The company returned $175 million to its shareholders through the repurchase of 3.8% of shares and quarterly cash dividends in 2024. For the quarter ended, Liberty repurchased and retired 1,581,495 shares of Class A common stock at an average price of $17.88 per share, representing 1% of shares outstanding for a total of around $28 million.
Over the course of the year ended Dec. 31, 2024, the company repurchased and retired 6,320,536 shares at an average price of $20.14 per share, totaling approximately $127 million, which accounted for 3.8% of shares outstanding. Since the repurchase program launched on July 25, 2022, Liberty has repurchased and retired a cumulative 15.1% of shares outstanding. The company currently has about $294 million remaining in repurchase authorization.
The company accelerated the commercial deployment of its digiTechnologies, introducing the innovative technology, which represents a groundbreaking advancement in frac technology by enhancing both efficiency and reducing emissions. It also achieved a record 7,143 pumping hours on a single fleet for the year, averaging nearly 600 hours per month. Additionally, the company expanded Liberty Power Innovations' (“LPI”) natural gas compression, fueling and delivery services infrastructure to its optimal scale. Furthermore, it announced a collaboration between LPI and DC Grid to provide advanced power solutions for commercial fleet electric vehicle hubs and data centers.
For the year ended Dec. 31, 2024, the company achieved a 17% Adjusted Pre-Tax Return on Capital Employed and a 21% Cash Return on Invested Capital.
Liberty reported total costs and expenses of $918.7 million in the fourth quarter, decreasing 3.4% from the year-ago quarter’s level. The figure was also lower than our estimation of $950.2 million.
As of Dec. 31, Liberty had approximately $20 million in cash and cash equivalents.
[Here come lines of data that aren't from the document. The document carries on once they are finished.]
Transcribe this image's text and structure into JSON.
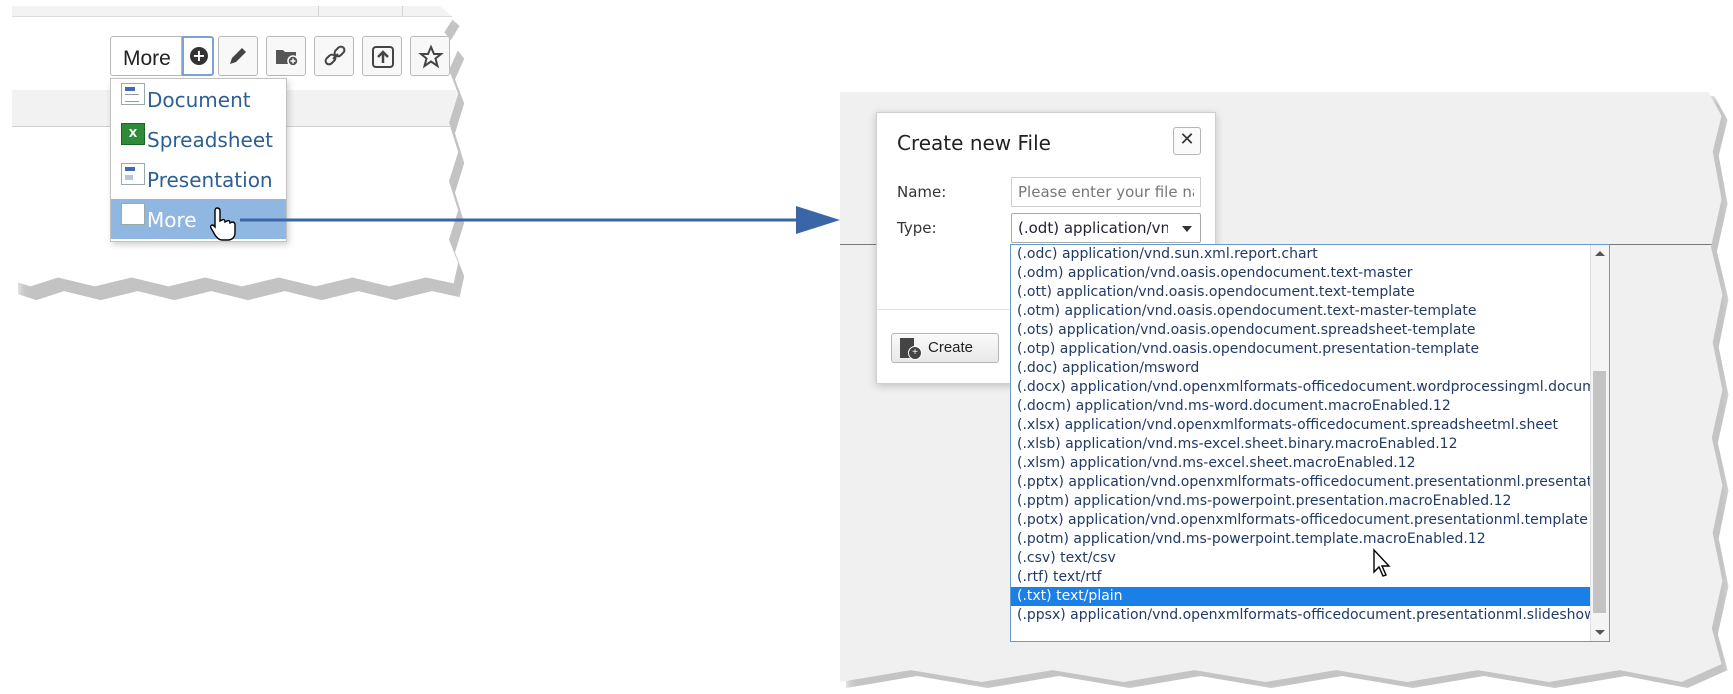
{
  "toolbar": {
    "more_label": "More",
    "buttons": [
      "plus-icon",
      "pencil-icon",
      "folder-add-icon",
      "link-icon",
      "upload-icon",
      "star-icon"
    ]
  },
  "dropdown": {
    "items": [
      {
        "label": "Document",
        "icon": "document-icon"
      },
      {
        "label": "Spreadsheet",
        "icon": "spreadsheet-icon"
      },
      {
        "label": "Presentation",
        "icon": "presentation-icon"
      },
      {
        "label": "More",
        "icon": "blank-file-icon",
        "selected": true
      }
    ]
  },
  "dialog": {
    "title": "Create new File",
    "close_glyph": "✕",
    "name_label": "Name:",
    "name_placeholder": "Please enter your file name",
    "type_label": "Type:",
    "type_value": "(.odt) application/vnd.oasis.opendocument.text",
    "create_label": "Create"
  },
  "type_options": [
    "(.odc) application/vnd.sun.xml.report.chart",
    "(.odm) application/vnd.oasis.opendocument.text-master",
    "(.ott) application/vnd.oasis.opendocument.text-template",
    "(.otm) application/vnd.oasis.opendocument.text-master-template",
    "(.ots) application/vnd.oasis.opendocument.spreadsheet-template",
    "(.otp) application/vnd.oasis.opendocument.presentation-template",
    "(.doc) application/msword",
    "(.docx) application/vnd.openxmlformats-officedocument.wordprocessingml.document",
    "(.docm) application/vnd.ms-word.document.macroEnabled.12",
    "(.xlsx) application/vnd.openxmlformats-officedocument.spreadsheetml.sheet",
    "(.xlsb) application/vnd.ms-excel.sheet.binary.macroEnabled.12",
    "(.xlsm) application/vnd.ms-excel.sheet.macroEnabled.12",
    "(.pptx) application/vnd.openxmlformats-officedocument.presentationml.presentation",
    "(.pptm) application/vnd.ms-powerpoint.presentation.macroEnabled.12",
    "(.potx) application/vnd.openxmlformats-officedocument.presentationml.template",
    "(.potm) application/vnd.ms-powerpoint.template.macroEnabled.12",
    "(.csv) text/csv",
    "(.rtf) text/rtf",
    "(.txt) text/plain",
    "(.ppsx) application/vnd.openxmlformats-officedocument.presentationml.slideshow"
  ],
  "selected_option_index": 18,
  "colors": {
    "accent": "#1a7fe6",
    "arrow": "#3a66a8",
    "menu_selected": "#8fb7e2",
    "link_text": "#2e5f94"
  }
}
The pressure pumper’s long-term debt of $190.5 million represented a debt-to-capitalization of 8.8%.
Further, the company’s liquidity, cash balance and revolving credit facility amounted to $135 million.
In the reported quarter, this company spent $188.1 million in its capital program, exceeding our estimation of $182 million.
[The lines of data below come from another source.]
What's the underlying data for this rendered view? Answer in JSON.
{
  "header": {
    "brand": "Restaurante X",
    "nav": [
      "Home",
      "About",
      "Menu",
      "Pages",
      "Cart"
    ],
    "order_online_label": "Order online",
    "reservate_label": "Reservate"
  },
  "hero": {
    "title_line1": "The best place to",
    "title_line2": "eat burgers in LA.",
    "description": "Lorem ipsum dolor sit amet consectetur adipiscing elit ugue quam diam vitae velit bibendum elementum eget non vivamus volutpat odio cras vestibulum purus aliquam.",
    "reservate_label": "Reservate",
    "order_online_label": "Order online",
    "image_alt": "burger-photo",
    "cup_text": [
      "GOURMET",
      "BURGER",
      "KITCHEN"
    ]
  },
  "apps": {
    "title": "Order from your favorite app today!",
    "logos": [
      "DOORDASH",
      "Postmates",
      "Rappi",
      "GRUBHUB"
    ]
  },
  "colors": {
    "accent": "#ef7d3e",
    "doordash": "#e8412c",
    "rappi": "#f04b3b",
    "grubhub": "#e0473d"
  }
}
The company expects global oil markets to continue facing uncertainties from geopolitical factors, Chinese economic growth and OPEC+ production decisions, but anticipates no major changes in E&P activity plans. Natural gas demand is expected to remain robust, supported by LNG export capacity growth and an estimated increase in North America’s power consumption.
For the first quarter, LBRT expects a modest sequential increase in revenues and adjusted EBITDA, with solid free cash flow generation from its completions services business despite pricing headwinds. The company also plans significant investment growth in power infrastructure to capitalize on the rising demand for power.
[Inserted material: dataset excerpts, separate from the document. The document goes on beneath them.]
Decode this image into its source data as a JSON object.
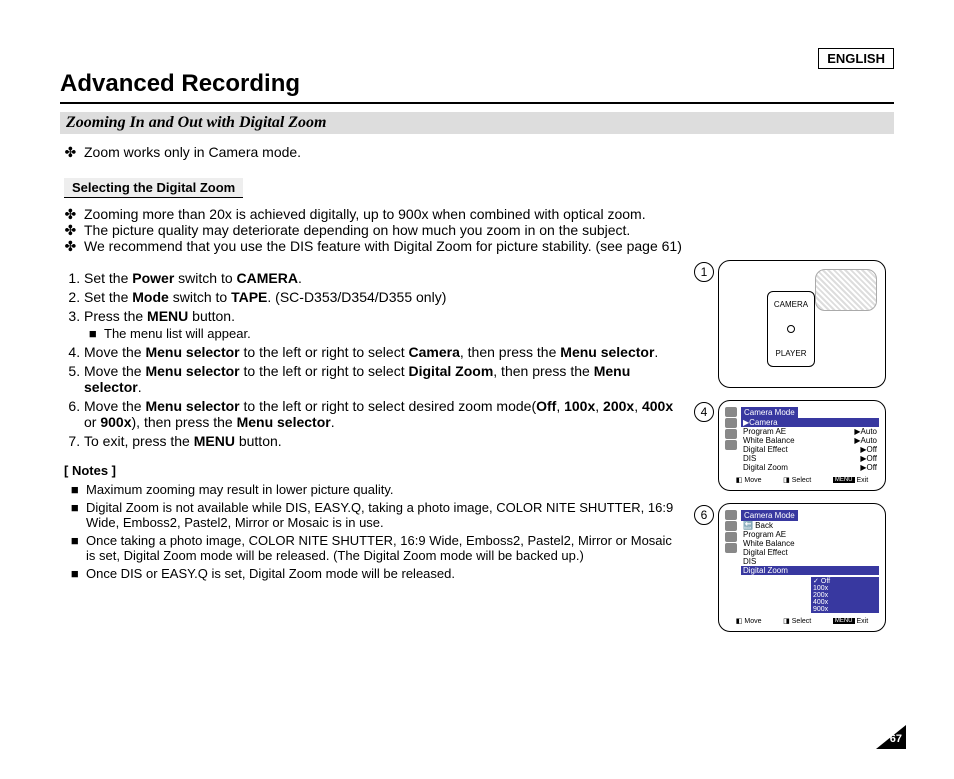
{
  "lang": "ENGLISH",
  "title": "Advanced Recording",
  "subtitle": "Zooming In and Out with Digital Zoom",
  "intro": [
    "Zoom works only in Camera mode."
  ],
  "subhead": "Selecting the Digital Zoom",
  "bullets2": [
    "Zooming more than 20x is achieved digitally, up to 900x when combined with optical zoom.",
    "The picture quality may deteriorate depending on how much you zoom in on the subject.",
    "We recommend that you use the DIS feature with Digital Zoom for picture stability. (see page 61)"
  ],
  "steps": {
    "s1a": "Set the ",
    "s1b": "Power",
    "s1c": " switch to ",
    "s1d": "CAMERA",
    "s1e": ".",
    "s2a": "Set the ",
    "s2b": "Mode",
    "s2c": " switch to ",
    "s2d": "TAPE",
    "s2e": ". (SC-D353/D354/D355 only)",
    "s3a": "Press the ",
    "s3b": "MENU",
    "s3c": " button.",
    "s3sub": "The menu list will appear.",
    "s4a": "Move the ",
    "s4b": "Menu selector",
    "s4c": " to the left or right to select ",
    "s4d": "Camera",
    "s4e": ", then press the ",
    "s4f": "Menu selector",
    "s4g": ".",
    "s5a": "Move the ",
    "s5b": "Menu selector",
    "s5c": " to the left or right to select ",
    "s5d": "Digital Zoom",
    "s5e": ", then press the ",
    "s5f": "Menu selector",
    "s5g": ".",
    "s6a": "Move the ",
    "s6b": "Menu selector",
    "s6c": " to the left or right to select desired zoom mode(",
    "s6d": "Off",
    "s6e": ", ",
    "s6f": "100x",
    "s6g": ", ",
    "s6h": "200x",
    "s6i": ", ",
    "s6j": "400x",
    "s6k": " or ",
    "s6l": "900x",
    "s6m": "), then press the ",
    "s6n": "Menu selector",
    "s6o": ".",
    "s7a": "To exit, press the ",
    "s7b": "MENU",
    "s7c": " button."
  },
  "noteshdr": "[ Notes ]",
  "notes": [
    "Maximum zooming may result in lower picture quality.",
    "Digital Zoom is not available while DIS, EASY.Q, taking a photo image, COLOR NITE SHUTTER, 16:9 Wide, Emboss2, Pastel2, Mirror or Mosaic is in use.",
    "Once taking a photo image, COLOR NITE SHUTTER, 16:9 Wide, Emboss2, Pastel2, Mirror or Mosaic is set, Digital Zoom mode will be released. (The Digital Zoom mode will be backed up.)",
    "Once DIS or EASY.Q is set, Digital Zoom mode will be released."
  ],
  "fig": {
    "n1": "1",
    "n4": "4",
    "n6": "6",
    "camera": "CAMERA",
    "player": "PLAYER",
    "m4": {
      "title": "Camera Mode",
      "sel": "▶Camera",
      "items": [
        [
          "Program AE",
          "▶Auto"
        ],
        [
          "White Balance",
          "▶Auto"
        ],
        [
          "Digital Effect",
          "▶Off"
        ],
        [
          "DIS",
          "▶Off"
        ],
        [
          "Digital Zoom",
          "▶Off"
        ]
      ]
    },
    "m6": {
      "title": "Camera Mode",
      "back": "🔙 Back",
      "items": [
        "Program AE",
        "White Balance",
        "Digital Effect",
        "DIS",
        "Digital Zoom"
      ],
      "opts": [
        "Off",
        "100x",
        "200x",
        "400x",
        "900x"
      ]
    },
    "move": "Move",
    "select": "Select",
    "menu": "MENU",
    "exit": "Exit"
  },
  "pagenum": "67"
}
Liberty expects power demand to rise at the fastest pace since the start of 2025, driven by growing needs from data centers, reshoring manufacturing and increases from mining, electrification and other industrial sectors. Management believes that the company is well-positioned to capture this demand with its modular power solutions, offering reliability, redundancy and the ability to scale quickly to meet the growing infrastructure needs for critical projects.
In the past month, investors have witnessed a downward trend in estimates review.
The consensus estimate has shifted -63.27% due to these changes.
Currently, Liberty Oilfield Services has a nice Growth Score of B, though it is lagging a lot on the Momentum Score front with an F. However, the stock was allocated a grade of A on the value side, putting it in the top 20% for this investment strategy.
Overall, the stock has an aggregate VGM Score of A. If you aren't focused on one strategy, this score is the one you should be interested in.
Estimates have been broadly trending downward for the stock, and the magnitude of these revisions indicates a downward shift. It's no surprise Liberty Oilfield Services has a Zacks Rank #4 (Sell). We expect a below average return from the stock in the next few months.